Autre exemple : que se passerait-il si une femme – qui a déjà été mère – atteinte d’une maladie en phase terminale, sachant qu’elle a, disons, deux ans à vivre, décidait d’avoir un enfant avec son partenaire masculin pendant cette période ? Est-ce éthique ou est-ce égoïste ? Pourquoi le look est-il différent si nous mettons un homme malade comme protagoniste ? Pourquoi alors semble-t-il qu’il « laisse un bel héritage à sa femme et au reste de sa familleun dernier acte d’amour » ?

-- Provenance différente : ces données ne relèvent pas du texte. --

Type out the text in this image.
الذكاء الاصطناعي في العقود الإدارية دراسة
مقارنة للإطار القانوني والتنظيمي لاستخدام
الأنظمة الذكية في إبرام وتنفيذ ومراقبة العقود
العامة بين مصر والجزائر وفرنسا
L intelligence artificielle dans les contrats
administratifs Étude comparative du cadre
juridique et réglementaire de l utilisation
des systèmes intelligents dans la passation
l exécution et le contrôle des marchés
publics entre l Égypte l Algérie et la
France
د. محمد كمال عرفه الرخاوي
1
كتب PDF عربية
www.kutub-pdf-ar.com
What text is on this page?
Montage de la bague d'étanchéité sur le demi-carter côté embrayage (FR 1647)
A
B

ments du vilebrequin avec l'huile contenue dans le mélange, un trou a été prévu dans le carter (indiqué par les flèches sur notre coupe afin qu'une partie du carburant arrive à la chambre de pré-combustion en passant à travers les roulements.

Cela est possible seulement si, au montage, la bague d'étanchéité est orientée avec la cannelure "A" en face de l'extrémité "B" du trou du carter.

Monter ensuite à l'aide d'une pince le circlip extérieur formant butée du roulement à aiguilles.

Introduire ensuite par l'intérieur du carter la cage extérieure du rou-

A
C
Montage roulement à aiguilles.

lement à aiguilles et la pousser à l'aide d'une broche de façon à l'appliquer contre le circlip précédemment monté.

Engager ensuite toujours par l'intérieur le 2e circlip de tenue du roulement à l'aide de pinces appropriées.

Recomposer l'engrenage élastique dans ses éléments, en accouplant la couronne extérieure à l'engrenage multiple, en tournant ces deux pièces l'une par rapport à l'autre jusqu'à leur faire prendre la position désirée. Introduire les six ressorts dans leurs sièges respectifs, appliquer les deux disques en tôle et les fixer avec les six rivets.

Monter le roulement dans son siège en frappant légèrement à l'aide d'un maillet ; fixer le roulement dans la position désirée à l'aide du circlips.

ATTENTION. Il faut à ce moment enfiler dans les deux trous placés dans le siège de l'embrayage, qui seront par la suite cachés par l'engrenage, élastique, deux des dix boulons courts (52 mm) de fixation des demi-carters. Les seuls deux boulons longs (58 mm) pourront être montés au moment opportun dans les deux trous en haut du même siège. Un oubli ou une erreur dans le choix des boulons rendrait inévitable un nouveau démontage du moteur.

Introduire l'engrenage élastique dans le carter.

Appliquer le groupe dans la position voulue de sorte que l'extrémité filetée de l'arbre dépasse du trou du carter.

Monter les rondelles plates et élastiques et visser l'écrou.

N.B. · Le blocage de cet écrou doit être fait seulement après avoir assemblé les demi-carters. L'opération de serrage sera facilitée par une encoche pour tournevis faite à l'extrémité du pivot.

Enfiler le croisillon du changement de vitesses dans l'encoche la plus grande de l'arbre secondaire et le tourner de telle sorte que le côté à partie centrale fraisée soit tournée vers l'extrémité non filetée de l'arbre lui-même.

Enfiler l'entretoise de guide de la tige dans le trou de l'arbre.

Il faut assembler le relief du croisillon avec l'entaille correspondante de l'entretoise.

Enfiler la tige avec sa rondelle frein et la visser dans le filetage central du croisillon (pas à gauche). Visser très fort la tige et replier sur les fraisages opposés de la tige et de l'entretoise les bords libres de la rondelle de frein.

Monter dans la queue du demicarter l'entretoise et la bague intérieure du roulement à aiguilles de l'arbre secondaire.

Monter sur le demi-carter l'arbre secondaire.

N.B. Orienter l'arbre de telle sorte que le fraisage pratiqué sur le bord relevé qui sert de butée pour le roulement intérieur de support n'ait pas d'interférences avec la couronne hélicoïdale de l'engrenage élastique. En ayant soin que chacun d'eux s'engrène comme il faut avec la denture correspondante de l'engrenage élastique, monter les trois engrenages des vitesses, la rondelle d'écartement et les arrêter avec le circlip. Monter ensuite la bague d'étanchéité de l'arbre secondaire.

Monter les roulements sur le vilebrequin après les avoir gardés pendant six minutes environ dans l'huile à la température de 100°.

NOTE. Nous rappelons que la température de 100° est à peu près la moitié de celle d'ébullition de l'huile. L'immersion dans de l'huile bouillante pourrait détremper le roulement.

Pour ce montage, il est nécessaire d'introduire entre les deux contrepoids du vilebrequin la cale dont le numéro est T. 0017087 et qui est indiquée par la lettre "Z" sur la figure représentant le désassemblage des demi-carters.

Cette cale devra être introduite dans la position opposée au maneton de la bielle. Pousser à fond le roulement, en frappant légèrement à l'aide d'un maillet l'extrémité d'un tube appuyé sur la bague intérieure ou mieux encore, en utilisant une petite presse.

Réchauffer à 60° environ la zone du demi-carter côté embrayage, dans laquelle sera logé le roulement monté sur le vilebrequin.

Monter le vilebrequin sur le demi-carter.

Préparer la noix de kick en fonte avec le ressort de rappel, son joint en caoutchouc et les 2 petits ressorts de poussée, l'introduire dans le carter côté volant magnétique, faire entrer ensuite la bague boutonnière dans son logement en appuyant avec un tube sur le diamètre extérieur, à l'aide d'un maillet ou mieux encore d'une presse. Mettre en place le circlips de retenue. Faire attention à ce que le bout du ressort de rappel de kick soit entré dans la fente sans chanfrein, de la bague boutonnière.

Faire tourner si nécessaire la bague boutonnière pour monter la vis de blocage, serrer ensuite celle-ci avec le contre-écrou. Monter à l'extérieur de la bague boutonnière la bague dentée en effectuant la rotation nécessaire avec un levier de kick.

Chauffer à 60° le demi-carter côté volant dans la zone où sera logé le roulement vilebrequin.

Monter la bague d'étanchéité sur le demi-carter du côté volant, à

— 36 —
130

Pas besoin d’aller loin : la société ne tolère même pas que des femmes plus âgées sortent avec des hommes plus jeunes. Demandez à Macron. Je ne vais même pas proposer le scénario qu’un de ces couples ait eu un enfant, car je sais bien que le sentiment de « pauvre garçon, il aurait pu profiter davantage de sa jeunesse et de sa liberté, mais bien sûr, son horloge biologique a fait tic tac et a être damné. »

Je suis égratigné par ces normes sexistes. ils me rendent malade Je te sens d’ici.

Je rejette ce qu’Ana a fait, mais je refuse aussi de lapider une femme extrêmement fragile et atteinte de troubles mentaux pour avoir perdu prématurément l’amour de sa vie, qui était son fils.

Nous ne connaissons pas cette douleur. J’espère que ça ne vous dit rien, même pas par ouï-dire, jamais. Nous ne savons pas ce que c’est que de devenir fou et de revenir, parce que cela revient-il ?

Nous ferions bien, un jour, de taire la bravade et de ne pas jeter cette pierre.